Minyatürlerden bahsetmedik, halbuki kitap bütünüyle minyatürlerden müteşekkil. Minyatürün diğer resimleme yöntemlerinden ayrı bir dünyası var. Minyatür ikonografisi teknik ayrıntılar açısından tutumlu olabilir, ama başka bir bağlamda da denildiği gibi, "less is more!" Onların iki boyutlu, ışık ve gölge barındırmayan kompozisyonlarına vakıf olmaya çalışırken, renkler cümbüşünden dipsiz bir kuyuya düşmek, orada dalgın hayallere kapılmak gâyet mümkündür. Aslında kitabın içeriğine olan aşinalığım minyatürler konusunda da geçerliydi. Kendimi bildim bileli minyatürler ilgimi çekmiştir ve çocukken Kültür Bakanlığı'nın yayınlandığı oldukça iyi hazırlanmış Sanat dergilerini karıştırmayı da çok severdim bu yüzden. Dolayısıyla kitaptaki minyatürlerin bazılarını daha o zamanlardan biliyorum. Sonraları da başka vesilelerle pek çoğunu gördüm elbette. Fakat benim kişisel tecrübemi koyalım bir yana, kitabın asıl özelliği yazılı bilginin minyatürlerle desteklenmiş olmasıdır. Anlatılan öyküleri bir de minyatürlerin gözünden okuyorsunuz böylece. Her açıdan çok zevkli bir çalışma olmuş. Daha önce görmediğim minyatürler dışında, bildiğimi sandığım hikâyelerin hiç bilmediğim ayrıntılarını ya da tamamen farklı versiyonlarını okuma imkânı buldum bu sâyede.

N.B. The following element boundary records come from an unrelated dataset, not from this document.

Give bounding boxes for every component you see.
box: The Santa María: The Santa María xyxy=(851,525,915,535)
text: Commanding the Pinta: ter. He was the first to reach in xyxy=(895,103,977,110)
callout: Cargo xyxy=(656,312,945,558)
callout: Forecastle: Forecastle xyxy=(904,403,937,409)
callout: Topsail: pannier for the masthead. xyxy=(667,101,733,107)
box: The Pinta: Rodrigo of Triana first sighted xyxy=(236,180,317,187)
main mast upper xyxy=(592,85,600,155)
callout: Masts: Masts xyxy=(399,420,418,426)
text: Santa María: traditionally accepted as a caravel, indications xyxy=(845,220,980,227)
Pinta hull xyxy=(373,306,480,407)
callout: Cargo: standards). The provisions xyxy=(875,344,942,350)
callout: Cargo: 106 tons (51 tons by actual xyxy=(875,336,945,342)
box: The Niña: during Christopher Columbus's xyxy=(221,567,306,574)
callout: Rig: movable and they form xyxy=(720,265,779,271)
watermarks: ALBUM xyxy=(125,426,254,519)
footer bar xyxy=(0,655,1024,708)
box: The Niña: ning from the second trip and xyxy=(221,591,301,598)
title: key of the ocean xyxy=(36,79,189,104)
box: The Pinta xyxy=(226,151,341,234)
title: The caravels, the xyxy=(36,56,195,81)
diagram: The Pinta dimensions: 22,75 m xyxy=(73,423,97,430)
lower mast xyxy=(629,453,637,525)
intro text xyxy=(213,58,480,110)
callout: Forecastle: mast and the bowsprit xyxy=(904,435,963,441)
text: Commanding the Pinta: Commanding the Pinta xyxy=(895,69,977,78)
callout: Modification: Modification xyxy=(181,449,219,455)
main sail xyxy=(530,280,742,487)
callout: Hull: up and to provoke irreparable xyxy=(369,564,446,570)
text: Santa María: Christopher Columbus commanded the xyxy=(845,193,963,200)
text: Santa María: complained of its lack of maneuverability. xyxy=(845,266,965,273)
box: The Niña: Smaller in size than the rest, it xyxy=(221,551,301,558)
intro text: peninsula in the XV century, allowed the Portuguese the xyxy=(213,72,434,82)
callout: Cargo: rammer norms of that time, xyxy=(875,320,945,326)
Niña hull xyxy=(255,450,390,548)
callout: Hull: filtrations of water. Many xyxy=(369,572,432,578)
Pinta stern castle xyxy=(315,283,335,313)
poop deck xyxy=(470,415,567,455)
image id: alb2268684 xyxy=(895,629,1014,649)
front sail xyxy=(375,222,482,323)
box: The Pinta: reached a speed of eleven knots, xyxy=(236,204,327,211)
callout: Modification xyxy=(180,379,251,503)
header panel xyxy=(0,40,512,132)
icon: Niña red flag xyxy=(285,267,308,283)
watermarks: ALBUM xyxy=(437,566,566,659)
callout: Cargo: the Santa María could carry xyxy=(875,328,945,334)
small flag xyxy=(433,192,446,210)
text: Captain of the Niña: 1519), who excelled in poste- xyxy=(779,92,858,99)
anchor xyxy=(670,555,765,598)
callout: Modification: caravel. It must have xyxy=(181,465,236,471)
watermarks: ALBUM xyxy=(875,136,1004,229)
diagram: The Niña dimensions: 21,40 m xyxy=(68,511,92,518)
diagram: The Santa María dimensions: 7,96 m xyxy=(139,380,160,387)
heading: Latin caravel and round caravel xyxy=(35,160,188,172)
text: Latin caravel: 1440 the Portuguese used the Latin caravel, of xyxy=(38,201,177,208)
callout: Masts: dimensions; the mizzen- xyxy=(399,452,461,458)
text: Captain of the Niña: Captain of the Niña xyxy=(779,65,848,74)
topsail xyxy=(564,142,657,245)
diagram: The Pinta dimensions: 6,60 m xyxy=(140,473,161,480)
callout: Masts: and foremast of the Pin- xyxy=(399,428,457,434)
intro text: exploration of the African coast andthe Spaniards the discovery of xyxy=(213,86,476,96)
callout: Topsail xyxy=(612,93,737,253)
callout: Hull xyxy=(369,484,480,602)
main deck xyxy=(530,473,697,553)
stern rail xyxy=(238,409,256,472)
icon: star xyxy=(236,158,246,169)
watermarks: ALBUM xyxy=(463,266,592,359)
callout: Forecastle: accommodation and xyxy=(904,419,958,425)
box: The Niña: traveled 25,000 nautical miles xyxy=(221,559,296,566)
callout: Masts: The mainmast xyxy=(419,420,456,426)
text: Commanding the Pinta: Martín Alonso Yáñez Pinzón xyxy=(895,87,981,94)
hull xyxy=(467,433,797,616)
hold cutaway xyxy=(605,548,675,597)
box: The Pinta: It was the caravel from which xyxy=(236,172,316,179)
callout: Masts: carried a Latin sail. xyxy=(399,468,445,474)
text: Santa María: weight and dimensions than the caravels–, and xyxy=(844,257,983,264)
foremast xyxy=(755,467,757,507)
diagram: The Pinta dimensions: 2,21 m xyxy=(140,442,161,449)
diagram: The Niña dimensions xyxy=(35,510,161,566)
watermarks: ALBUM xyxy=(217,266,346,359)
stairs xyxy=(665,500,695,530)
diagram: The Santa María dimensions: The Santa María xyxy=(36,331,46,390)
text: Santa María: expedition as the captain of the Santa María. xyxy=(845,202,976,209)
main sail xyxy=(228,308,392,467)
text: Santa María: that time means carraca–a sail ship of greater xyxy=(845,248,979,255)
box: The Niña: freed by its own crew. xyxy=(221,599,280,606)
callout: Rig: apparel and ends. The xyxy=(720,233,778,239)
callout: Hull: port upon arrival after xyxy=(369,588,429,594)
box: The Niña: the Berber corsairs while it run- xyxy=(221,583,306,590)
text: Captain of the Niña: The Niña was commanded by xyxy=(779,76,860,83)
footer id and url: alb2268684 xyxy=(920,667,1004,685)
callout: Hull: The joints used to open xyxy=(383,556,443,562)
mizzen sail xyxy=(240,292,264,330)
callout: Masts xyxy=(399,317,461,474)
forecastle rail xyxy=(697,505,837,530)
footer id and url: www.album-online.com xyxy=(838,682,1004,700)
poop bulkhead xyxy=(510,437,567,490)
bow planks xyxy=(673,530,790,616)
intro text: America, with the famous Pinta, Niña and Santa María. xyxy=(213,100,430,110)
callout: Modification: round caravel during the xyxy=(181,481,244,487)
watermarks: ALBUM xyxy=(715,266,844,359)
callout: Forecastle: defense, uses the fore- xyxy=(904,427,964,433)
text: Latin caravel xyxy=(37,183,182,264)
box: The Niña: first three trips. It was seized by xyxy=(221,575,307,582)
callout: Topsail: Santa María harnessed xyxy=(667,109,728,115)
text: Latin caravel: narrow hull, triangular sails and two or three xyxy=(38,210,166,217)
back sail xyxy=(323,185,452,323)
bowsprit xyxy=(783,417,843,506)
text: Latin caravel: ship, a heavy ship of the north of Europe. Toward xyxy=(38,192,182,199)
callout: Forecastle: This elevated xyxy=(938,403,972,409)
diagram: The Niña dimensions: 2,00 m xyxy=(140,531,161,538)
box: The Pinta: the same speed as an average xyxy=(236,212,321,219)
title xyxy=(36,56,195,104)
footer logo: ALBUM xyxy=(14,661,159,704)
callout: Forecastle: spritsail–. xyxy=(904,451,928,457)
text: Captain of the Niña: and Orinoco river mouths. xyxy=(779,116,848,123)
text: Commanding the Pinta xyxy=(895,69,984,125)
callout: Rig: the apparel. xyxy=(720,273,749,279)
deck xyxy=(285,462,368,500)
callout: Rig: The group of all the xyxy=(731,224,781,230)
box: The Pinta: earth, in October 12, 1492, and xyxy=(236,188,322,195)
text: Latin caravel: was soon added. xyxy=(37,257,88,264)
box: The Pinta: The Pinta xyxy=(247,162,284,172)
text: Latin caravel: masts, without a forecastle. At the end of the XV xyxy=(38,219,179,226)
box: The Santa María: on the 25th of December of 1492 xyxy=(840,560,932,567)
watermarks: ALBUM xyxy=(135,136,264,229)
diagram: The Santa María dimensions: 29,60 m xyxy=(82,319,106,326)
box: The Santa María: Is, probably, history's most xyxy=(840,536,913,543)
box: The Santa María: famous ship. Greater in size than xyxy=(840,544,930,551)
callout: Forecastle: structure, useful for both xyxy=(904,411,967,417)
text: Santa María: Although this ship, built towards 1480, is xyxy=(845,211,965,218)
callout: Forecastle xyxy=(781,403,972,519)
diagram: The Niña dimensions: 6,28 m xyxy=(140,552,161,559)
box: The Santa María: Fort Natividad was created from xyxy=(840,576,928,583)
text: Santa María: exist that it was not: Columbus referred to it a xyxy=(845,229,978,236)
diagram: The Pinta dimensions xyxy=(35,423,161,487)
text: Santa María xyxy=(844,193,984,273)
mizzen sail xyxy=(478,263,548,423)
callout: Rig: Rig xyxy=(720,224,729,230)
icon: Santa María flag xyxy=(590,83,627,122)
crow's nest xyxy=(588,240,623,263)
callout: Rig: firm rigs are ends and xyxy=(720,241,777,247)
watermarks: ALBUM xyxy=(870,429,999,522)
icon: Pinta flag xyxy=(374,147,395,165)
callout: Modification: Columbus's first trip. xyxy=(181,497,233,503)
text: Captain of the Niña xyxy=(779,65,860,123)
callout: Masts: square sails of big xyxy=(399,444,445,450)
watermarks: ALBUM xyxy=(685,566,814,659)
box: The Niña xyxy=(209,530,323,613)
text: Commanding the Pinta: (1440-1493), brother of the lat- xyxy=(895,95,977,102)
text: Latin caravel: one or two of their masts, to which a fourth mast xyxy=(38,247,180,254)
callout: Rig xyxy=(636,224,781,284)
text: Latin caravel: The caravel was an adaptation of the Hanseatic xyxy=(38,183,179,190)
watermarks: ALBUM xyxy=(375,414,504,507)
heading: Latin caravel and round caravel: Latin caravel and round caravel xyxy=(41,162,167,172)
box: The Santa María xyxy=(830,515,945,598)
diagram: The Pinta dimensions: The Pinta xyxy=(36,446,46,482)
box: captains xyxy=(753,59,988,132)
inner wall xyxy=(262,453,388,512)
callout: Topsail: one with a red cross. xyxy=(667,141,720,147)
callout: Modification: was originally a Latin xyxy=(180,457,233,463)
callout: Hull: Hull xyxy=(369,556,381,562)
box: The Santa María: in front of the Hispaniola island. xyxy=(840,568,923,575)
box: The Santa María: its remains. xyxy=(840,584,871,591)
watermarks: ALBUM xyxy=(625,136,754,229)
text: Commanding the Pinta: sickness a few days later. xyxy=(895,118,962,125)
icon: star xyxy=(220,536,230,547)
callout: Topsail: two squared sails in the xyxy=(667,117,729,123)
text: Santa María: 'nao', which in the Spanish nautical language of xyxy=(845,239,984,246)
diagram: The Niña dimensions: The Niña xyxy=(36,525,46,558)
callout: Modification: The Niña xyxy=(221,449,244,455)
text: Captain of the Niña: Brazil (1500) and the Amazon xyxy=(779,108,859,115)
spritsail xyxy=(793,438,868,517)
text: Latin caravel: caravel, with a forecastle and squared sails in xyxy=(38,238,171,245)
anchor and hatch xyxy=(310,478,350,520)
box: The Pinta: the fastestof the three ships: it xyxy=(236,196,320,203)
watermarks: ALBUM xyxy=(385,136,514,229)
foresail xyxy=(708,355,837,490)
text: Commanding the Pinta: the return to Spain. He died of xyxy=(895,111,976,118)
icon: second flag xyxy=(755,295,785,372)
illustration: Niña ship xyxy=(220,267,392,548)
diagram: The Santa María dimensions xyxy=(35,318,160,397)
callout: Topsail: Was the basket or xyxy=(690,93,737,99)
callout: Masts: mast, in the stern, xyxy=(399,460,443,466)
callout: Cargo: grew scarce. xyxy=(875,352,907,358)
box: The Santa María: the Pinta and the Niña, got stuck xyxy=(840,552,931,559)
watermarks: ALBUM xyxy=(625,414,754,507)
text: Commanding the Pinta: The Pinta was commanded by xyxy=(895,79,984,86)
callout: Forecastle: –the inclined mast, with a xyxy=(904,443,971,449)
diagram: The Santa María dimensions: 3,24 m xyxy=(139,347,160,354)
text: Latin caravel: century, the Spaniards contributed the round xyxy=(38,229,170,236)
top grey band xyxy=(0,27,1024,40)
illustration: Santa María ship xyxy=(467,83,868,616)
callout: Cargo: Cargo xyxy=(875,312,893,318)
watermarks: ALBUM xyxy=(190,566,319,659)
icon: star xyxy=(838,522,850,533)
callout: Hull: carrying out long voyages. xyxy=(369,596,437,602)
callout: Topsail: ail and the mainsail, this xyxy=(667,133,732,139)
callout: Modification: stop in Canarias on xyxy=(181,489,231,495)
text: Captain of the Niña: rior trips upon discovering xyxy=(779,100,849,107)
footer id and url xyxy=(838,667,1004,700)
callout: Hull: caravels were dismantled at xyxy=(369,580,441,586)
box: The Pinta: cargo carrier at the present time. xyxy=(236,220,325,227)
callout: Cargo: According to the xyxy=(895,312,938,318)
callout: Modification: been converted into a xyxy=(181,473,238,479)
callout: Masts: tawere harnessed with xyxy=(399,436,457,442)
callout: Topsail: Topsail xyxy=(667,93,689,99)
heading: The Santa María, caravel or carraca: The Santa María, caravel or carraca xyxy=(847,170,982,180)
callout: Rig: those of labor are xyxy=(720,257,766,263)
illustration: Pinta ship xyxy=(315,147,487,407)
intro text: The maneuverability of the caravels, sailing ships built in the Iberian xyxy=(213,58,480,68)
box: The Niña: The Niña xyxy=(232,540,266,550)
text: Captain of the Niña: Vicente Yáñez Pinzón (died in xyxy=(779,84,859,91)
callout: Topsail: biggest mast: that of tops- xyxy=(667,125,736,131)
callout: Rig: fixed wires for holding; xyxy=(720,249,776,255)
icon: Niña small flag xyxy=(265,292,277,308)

Kitap Hayali Yerler Sözlüğü gibi, Yapı Kredi Yayınları'ndan geliyor. Kuşe kağıda basılmış, ama keşke karton kapak değil de ciltli bir baskısı yapılmış olsaydı. Kalıbına çok daha fazla yakışırdı bu. İçeriğe tek itirazım kaynak vermekte cimri davranmış olmasıdır. Kullanılan kaynakların hepsi sondaki kaynakçada verilmiş, ama sayfa aralarında spesifik olarak verilen bir bilginin bu kaynakların hangisinden alındığını sık sık merak etmedim değil. Ayrıca cepte oluşturduğu delik de epeyce büyük sayılır, ki bu da eksik bir nokta olarak işaretlenebilir. Öte yandan paranızı harcayınız birçok lüzumsuz kitapla kıyaslanmayacak kadar dolu bir metin bu. Sizi tuhaf olaylar ve garip yaratıklardan mürekkep şarkî rüyalarla süslenmiş renkli bir yolculuğa çıkartacaktır en azından.



Sona gelmişken uzun zamandır yapmadığımız bir şeyi yapalım ve sayfa altı videolarımıza başvuralım yine. Dört parça seçtim bu kez. İlki bir asırdan fazla zamandır dinlenen ritmik ve neşeli bir Country şarkısının Youtube'da bulduğum oldukça hüzünlü, farklı bir yorumu: Mariah McManus - Oh Susannah. İkincisi de yine Country müzik tarzında. Iris DeMent söylüyor, Emmylou Harris de eşlik ediyor. Güzel insanlar ve en sevdiğim şarkılardan biri: Our Town. Bu parçaya bakarken Iris DeMent'in Wasteland Of The Free adlı doğrudan sert politik mesajlarla kurulmuş diğer bir şarkısının kaydını da gördüm ve onu da eklemek istedim. Sonuncu parça ise Fransa merkezli yeni bir gruptan, ki çok hoş ve ilginç bir tarzları var: Zaz - Les passants.